Romain, dit Turzi, et moi ça fait quelque temps déjà qu’on se côtoie et la musique a toujours été au cœur de notre amitié. Entre deux discussions sur nos bases communes, il m’a fait découvrir pas mal de trucs dont je continue de prêcher la parole autour de moi. En tant qu'artiste, il m’a toujours fasciné aussi. Je vois chez peu de gens cette passion et cette liberté qui le guident, que ce soit quand il achète des machines auxquelles je ne comprends rien ou quand il me raconte ce qu’il a composé la veille. Le mec vit pour ça et ça se sent. Mais s'il existe un truc qui compte autant que la musique pour lui, je crois avec certitude que ce sont les gens qui l'entourent. Alors quand il me parle d'Oliver, son meilleur pote de toujours, et de ce qu’ils font ensemble en ce moment, tout prend sens. Aujourd’hui, à l’aube de la sortie de leur album Drop!, j’aurais raté l’opportunité d'en parler pour rien au monde. Il y a quelques jours Romain nous a donc ouvert les portes de son appartement-studio du 18e, où, entre deux soirées parisiennes, surement commencées à deux pas pas dans la cave à vin d’Oliver “Rock Bottles”, les premiers morceaux de cet album sont nés.
Pour le contexte, j’arrive en dernier. Tous nos amis communs sont déjà là et Oliver m'accueille allongé sur le lit. Difficile de faire plus authentique, on est vraiment « à domicile ». Notre discussion commence naturellement par les débuts de cette amitié vieille de 25 ans.
À l’origine, avant de débarquer en France, Oliver était DJ à Manchester. À son arrivée, il ouvre un magasin de disques plutôt branché Hip-hop. C'est là que Romain déboule dans l’histoire. Il se rappelle d'ailleurs des clients de la boutique comme des « gars à casquettes » ; rien d’étonnant, on est au tout début des années 2000. Lui, à ce moment-là, est plutôt branché Rock 90’s et, pas de bol pour le business model, il convoite rapidement la cave du shop pour y fonder un groupe.

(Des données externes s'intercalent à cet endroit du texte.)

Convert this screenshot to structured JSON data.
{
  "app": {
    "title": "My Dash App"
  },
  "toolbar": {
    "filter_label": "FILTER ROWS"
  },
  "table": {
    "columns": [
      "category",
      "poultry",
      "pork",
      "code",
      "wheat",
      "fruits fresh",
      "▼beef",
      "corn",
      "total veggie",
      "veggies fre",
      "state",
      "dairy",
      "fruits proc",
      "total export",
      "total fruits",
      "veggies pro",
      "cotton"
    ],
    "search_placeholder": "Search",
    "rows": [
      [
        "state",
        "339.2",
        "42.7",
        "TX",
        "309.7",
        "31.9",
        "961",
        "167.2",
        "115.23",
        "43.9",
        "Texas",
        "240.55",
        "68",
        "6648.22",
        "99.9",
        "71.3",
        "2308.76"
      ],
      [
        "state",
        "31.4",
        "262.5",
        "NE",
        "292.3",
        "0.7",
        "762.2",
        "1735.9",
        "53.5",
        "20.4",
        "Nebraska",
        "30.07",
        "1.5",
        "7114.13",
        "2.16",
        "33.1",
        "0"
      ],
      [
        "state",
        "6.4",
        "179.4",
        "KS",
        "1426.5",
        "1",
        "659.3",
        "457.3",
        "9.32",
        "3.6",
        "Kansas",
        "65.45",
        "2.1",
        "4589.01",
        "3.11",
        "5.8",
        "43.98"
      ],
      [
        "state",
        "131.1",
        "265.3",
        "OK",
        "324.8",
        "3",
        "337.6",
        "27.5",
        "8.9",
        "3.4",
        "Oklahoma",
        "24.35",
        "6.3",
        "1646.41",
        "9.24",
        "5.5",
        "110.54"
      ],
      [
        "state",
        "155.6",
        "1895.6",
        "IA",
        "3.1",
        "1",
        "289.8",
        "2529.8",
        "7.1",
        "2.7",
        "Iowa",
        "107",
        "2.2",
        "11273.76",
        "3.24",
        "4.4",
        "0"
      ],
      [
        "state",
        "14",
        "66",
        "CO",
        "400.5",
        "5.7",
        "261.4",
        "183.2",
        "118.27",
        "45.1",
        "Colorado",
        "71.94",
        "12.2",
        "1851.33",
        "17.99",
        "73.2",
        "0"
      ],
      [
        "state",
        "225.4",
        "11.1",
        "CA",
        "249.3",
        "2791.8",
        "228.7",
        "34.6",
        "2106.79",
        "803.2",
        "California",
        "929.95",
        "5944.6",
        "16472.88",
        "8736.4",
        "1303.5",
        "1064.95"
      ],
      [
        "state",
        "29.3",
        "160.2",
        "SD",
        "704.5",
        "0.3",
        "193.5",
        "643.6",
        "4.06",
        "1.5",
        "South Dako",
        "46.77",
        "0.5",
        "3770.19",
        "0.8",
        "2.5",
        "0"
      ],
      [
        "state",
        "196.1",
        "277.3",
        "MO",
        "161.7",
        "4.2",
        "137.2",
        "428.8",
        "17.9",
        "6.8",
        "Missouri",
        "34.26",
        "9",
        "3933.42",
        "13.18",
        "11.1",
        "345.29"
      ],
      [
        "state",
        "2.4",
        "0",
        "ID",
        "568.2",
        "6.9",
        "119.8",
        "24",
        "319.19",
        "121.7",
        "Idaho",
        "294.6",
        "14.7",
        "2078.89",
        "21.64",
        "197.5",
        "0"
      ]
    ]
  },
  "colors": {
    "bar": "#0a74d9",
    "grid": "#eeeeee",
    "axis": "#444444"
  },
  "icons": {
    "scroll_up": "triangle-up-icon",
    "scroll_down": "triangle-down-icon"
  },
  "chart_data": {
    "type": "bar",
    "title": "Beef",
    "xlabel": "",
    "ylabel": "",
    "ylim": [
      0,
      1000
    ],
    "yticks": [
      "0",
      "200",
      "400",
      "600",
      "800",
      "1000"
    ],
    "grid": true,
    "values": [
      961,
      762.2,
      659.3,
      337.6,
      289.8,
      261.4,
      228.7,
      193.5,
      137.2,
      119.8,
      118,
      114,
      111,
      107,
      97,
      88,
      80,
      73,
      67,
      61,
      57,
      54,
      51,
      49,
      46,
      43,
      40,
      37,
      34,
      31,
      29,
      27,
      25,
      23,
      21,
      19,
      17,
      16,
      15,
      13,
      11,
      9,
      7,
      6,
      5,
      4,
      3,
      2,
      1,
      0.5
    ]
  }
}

Je ne sais pas comment la négociation a pu passer, mais ça marche : Romain et sa bande de potes font fermer la boutique les samedis après-midi pour jouer des reprises, majoritairement des groupes new-yorkais. Je crois qu’ils font pas mal de conneries aussi. C'est dans ce sous-sol que la petite bande fonde un premier groupe, Talibans Rock Action, dont il ne reste quasiment aucune trace aujourd'hui. Mais c’est surtout là qu'Oliver se met à chanter. Pour Romain, c’est l’admiration totale. On taira à jamais, par amitié, le nom du morceau qui a créé le déclic, mais l’effet est là... et ça nous a d'ailleurs valu un bon fou rire en l'évoquant.
Pourtant, en 2006, leurs routes bifurquent. Romain signe chez Record Makers et lance Turzi sans Oliver. Il enchaîne trois albums en huit ans : c'est l'époque de « A », « B » et « C », où chaque morceau est titré par la même lettre. Un réflexe monomaniaque qui marche trop bien, puisqu'il marque paradoxalement la rupture entre chaque disque tout en gardant une vraie continuité. Tout ça est entrecoupé des EP de la Turzi Electronique Experience, un projet purement électronique (c’est dans le titre). Moi, j’adore ces disques, alors on a pris le temps d’en parler pour comprendre pourquoi, depuis « C » sorti en 2015, il y a eu ce long silence. Pourquoi revenir maintenant, et pourquoi ensemble ?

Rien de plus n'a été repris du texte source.